Programmers, rejoice! Date and time formatting will be greatly simplified with this one weird alphabetical trick borrowed from ancient Mycenaean Greece!


When specifying a time, some positions may have either one or two digits (e.g. “1 PM” vs “11 PM”), but other positions always have a leading zero, no matter what (e.g. “1:01” and “1:11” both have three digits).


The inconsistency in digits is unnecessary and leads to weird sorting behavior. For example, if we sort the times from 11 AM to 2 PM alphabetically, we end up with this: “1 PM, 11 AM, 12 PM, 2 PM.” Outrageous!

Let’s fix it by using new symbols to give a unique single-character glyph to 10 o’clock, 11 o’clock, an 12 o’clock. If we use existing keyboard characters like “A,” “U,” and “=,” we retain both the ability to easily type these characters, and they will sort in ascending “alphabetical” order (the ASCII default sort order is numbers → letters → symbols), and they can be represented in a traditional 7-segment LED display (Figure 1).

Fig. 1: We chose “A,” “U,” and “=“ to represent “10,” “11,” and “12,” because these symbols can be displayed in a traditional 7-segment LED display, as shown in green above.

If we want to get really comprehensive in fixing date representations, we might want to also replace every day of the month with its own symbol. Figure 2 proposes using the long-defunct Linear B script, which has no living defenders and is thus vulnerable to our repurposing.

Fig. 2: There turn out to be approximately 200 of these Linear B symbols, so we can pick and choose our favorites. If we select them based on how computers already sort these (if there even is a default already), then they’ll even sort properly with no additional work! These glyphs are already in Unicode, so no additional work is there, either.

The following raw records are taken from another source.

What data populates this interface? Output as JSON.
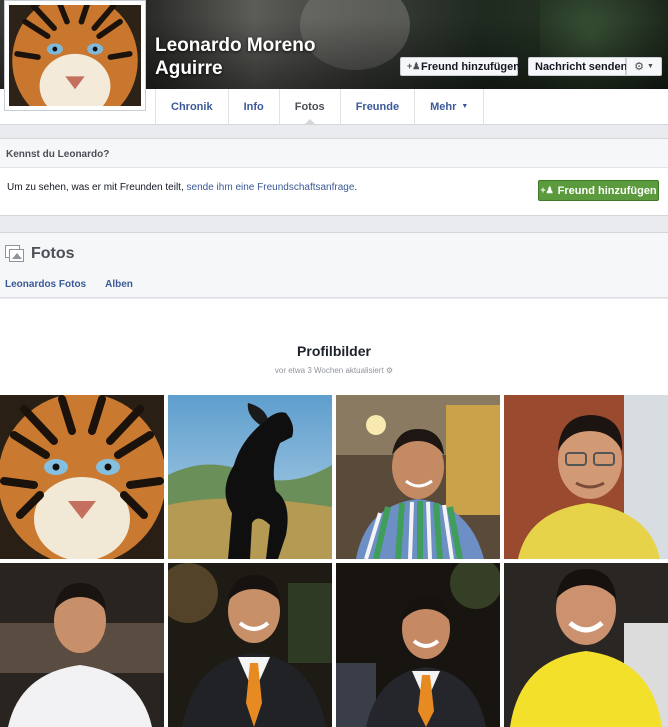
{
  "profile": {
    "name_line1": "Leonardo Moreno",
    "name_line2": "Aguirre",
    "add_friend_label": "Freund hinzufügen",
    "send_message_label": "Nachricht senden"
  },
  "tabs": [
    {
      "label": "Chronik"
    },
    {
      "label": "Info"
    },
    {
      "label": "Fotos"
    },
    {
      "label": "Freunde"
    },
    {
      "label": "Mehr"
    }
  ],
  "know": {
    "header": "Kennst du Leonardo?",
    "text_prefix": "Um zu sehen, was er mit Freunden teilt, ",
    "link": "sende ihm eine Freundschaftsanfrage",
    "text_suffix": ".",
    "button": "Freund hinzufügen"
  },
  "photos": {
    "title": "Fotos",
    "subtabs": [
      {
        "label": "Leonardos Fotos"
      },
      {
        "label": "Alben"
      }
    ],
    "album": {
      "title": "Profilbilder",
      "updated": "vor etwa 3 Wochen aktualisiert"
    }
  },
  "colors": {
    "link": "#3b5998",
    "green_button": "#5b9b3d"
  }
}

So in the end, we’ll have a comprehensive time-and-date rework where months, days, and hours can always be represented by a single digit (Figure 3). This will replace the current unpredictable mix of 2-digit and 1-digit values.

Fig. 3: In this example, we’re using the Linear B symbols to represent 24-hour time as well (so we don’t need AM / PM anymore, either). Look how concise the updated times and dates are!


This should save ink and make life easier for programmers, who can now always rely on times fitting into the format YYYY–M–D H:MM:SS (at least for years between 9999 B.C. and 9999 A.D.).

PROS: Should make alarm clocks cheaper to manufacture, since they’ll only need three digits for HOUR:MINUTES rather than four.

CONS: The Linear B symbols aren’t supported by most fonts. Sometimes, they’ll be replaced by a “missing character” symbol, so we might end up with things like “The graduation is on /9!” or “Please report for your court appearance on /!”